ReplacingMergeTree engine¶
The engine differs from MergeTree in that it removes duplicate entries with the same sorting key value.
Data deduplication occurs only during a merge. Merging occurs in the background at an unknown time, so you can’t plan for it. Some data may remain unprocessed.
ReplacingMergeTree
is suitable for clearing out duplicate data in the background to save space, but it doesn't guarantee the absence of duplicates. Check Deduplication strategies for more information about how to handle duplicates.
Creating a ReplacingMergeTree Data Source¶
post_views_rmt.datasource
DESCRIPTION > Data Source to save latest version of post info. ReplacingMergeTree Engine. SCHEMA > `post_id` Int32 `json:$.post_id`, `views` Int32 `json:$.views`, `likes` Int32 `json:$.likes`, `tag` String `json:$.tag`, `timestamp` DateTime `json:$.timestamp`, `_is_deleted` UInt8 `json:$._is_deleted` DEFAULT 0 ENGINE "ReplacingMergeTree" ENGINE_PARTITION_KEY "" ENGINE_SORTING_KEY "post_id" ENGINE_VER "timestamp" ENGINE_IS_DELETED "_is_deleted"

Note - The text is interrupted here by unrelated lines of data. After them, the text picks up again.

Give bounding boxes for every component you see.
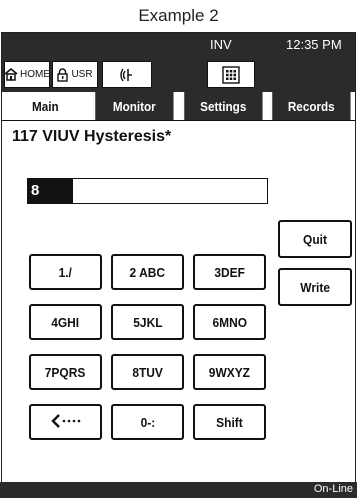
key-9[interactable]: 9WXYZ — [193, 354, 266, 390]
key-8[interactable]: 8TUV — [111, 354, 184, 390]
tab-settings[interactable]: Settings — [181, 92, 262, 120]
key-0[interactable]: 0-: — [111, 404, 184, 440]
mode-indicator: INV — [210, 37, 232, 52]
tab-bar: Main Monitor Settings Records — [2, 92, 355, 121]
signal-icon — [119, 67, 135, 83]
user-label: USR — [71, 69, 93, 80]
connection-status: On-Line — [313, 483, 353, 495]
user-button[interactable]: USR — [52, 61, 98, 88]
example-caption: Example 2 — [138, 6, 219, 25]
clock: 12:35 PM — [286, 37, 342, 52]
status-bar: INV 12:35 PM HOME USR — [2, 33, 355, 92]
backspace-arrow-icon — [50, 413, 81, 431]
key-3[interactable]: 3DEF — [193, 254, 266, 290]
write-button[interactable]: Write — [278, 268, 352, 306]
lock-icon — [57, 67, 69, 82]
quit-label: Quit — [303, 231, 327, 247]
key-4[interactable]: 4GHI — [29, 304, 102, 340]
signal-button[interactable] — [102, 61, 152, 88]
keypad-button[interactable] — [207, 61, 255, 88]
parameter-title: 117 VIUV Hysteresis* — [12, 128, 172, 145]
key-6[interactable]: 6MNO — [193, 304, 266, 340]
key-1[interactable]: 1./ — [29, 254, 102, 290]
shift-button[interactable]: Shift — [193, 404, 266, 440]
quit-button[interactable]: Quit — [278, 220, 352, 258]
home-button[interactable]: HOME — [4, 61, 50, 88]
tab-main[interactable]: Main — [6, 92, 85, 120]
key-2[interactable]: 2 ABC — [111, 254, 184, 290]
keypad-grid-icon — [222, 65, 240, 84]
key-5[interactable]: 5JKL — [111, 304, 184, 340]
key-7[interactable]: 7PQRS — [29, 354, 102, 390]
backspace-button[interactable] — [29, 404, 102, 440]
home-label: HOME — [20, 69, 50, 80]
tab-records[interactable]: Records — [270, 92, 351, 120]
value-input[interactable]: 8 — [27, 178, 268, 204]
home-icon — [4, 68, 18, 81]
footer-bar: On-Line — [0, 482, 357, 498]
value-text: 8 — [28, 179, 73, 203]
write-label: Write — [300, 279, 330, 295]
tab-monitor[interactable]: Monitor — [93, 92, 174, 120]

ReplacingMergeTree parameters¶
ENGINE_VER¶
ENGINE_VER
is the column with the version number. Type UInt*
, Date
, DateTime
or DateTime64
. Optional parameter.
When merging, ReplacingMergeTree
from all the rows with the same ENGINE_SORTING_KEY
leaves only one:
- The last in the selection, if
ENGINE_VER
not set. A selection is a set of rows in a set of parts participating in the merge. The most recently created part, the last insert, is the last one in the selection. After deduplication, the last row from the most recent insert remains for each unique sorting key. - With the maximum version, if
ENGINE_VER
specified. IfENGINE_VER
is the same for several rows, then it uses "ifENGINE_VER
isn't specified" rule for them, i.e. the most recent inserted row remains.
ENGINE_IS_DELETED¶
ENGINE_IS_DELETED
is the name of the column used during a merge to determine whether the data in this row represents the state or is to be deleted. 1
is a "deleted" row, 0
is a "state" row.
ENGINE_IS_DELETED
can only be enabled when ENGINE_VER
is used. Note it's a mask, not an actual delete, so queries to the Data Source with FINAL
are equivalent to queries with WHERE <is_deleted_column> = 0
.
No matter the operation on the data, the version must be increased. If two inserted rows have the same version number, the last inserted row is the one kept.
Query time de-duplication and FINAL¶
At merge time, the ReplacingMergeTree identifies duplicate rows, using the values of the ENGINE_SORTING_KEY
columns as a unique identifier, and retains only the highest version. This, however, offers eventual correctness only - it doesn't guarantee rows are deduplicated. Queries can, therefore, produce incorrect answers due to update and delete rows being considered in queries.
To obtain correct answers, complement background merges with query time deduplication and deletion removal. You can do this by using the FINAL
operator.
Example:¶
echo '{ "timestamp": "2024-07-02T02:22:17", "post_id": 956, "views": 856875, "likes": 2321, "tag": "Sports" }' > post_views.ndjson echo '{ "timestamp": "2024-08-02T03:22:17", "post_id": 956, "views": 956875, "likes": 3321, "tag": "Sports" }' >> post_views.ndjson echo '{ "timestamp": "2024-08-01T00:00:00", "post_id": 1, "views": 56875, "likes": 321, "tag": "Music" }' >> post_views.ndjson echo '{ "timestamp": "2024-09-01T00:00:00", "post_id": 1, "views": 56875, "likes": 321, "tag": "Music", "_is_deleted": 1 }' >> post_views.ndjson tb datasource append post_views_rmt post_views.ndjson tb sql "select * from post_views_rmt final" ------------------------------------------------------------------------- | post_id | views | likes | tag | timestamp | _is_deleted | ------------------------------------------------------------------------- | 956 | 956875 | 3321 | Sports | 2024-08-02 03:22:17 | 0 | -------------------------------------------------------------------------
Settings¶
For a list of supported settings, see Engine settings.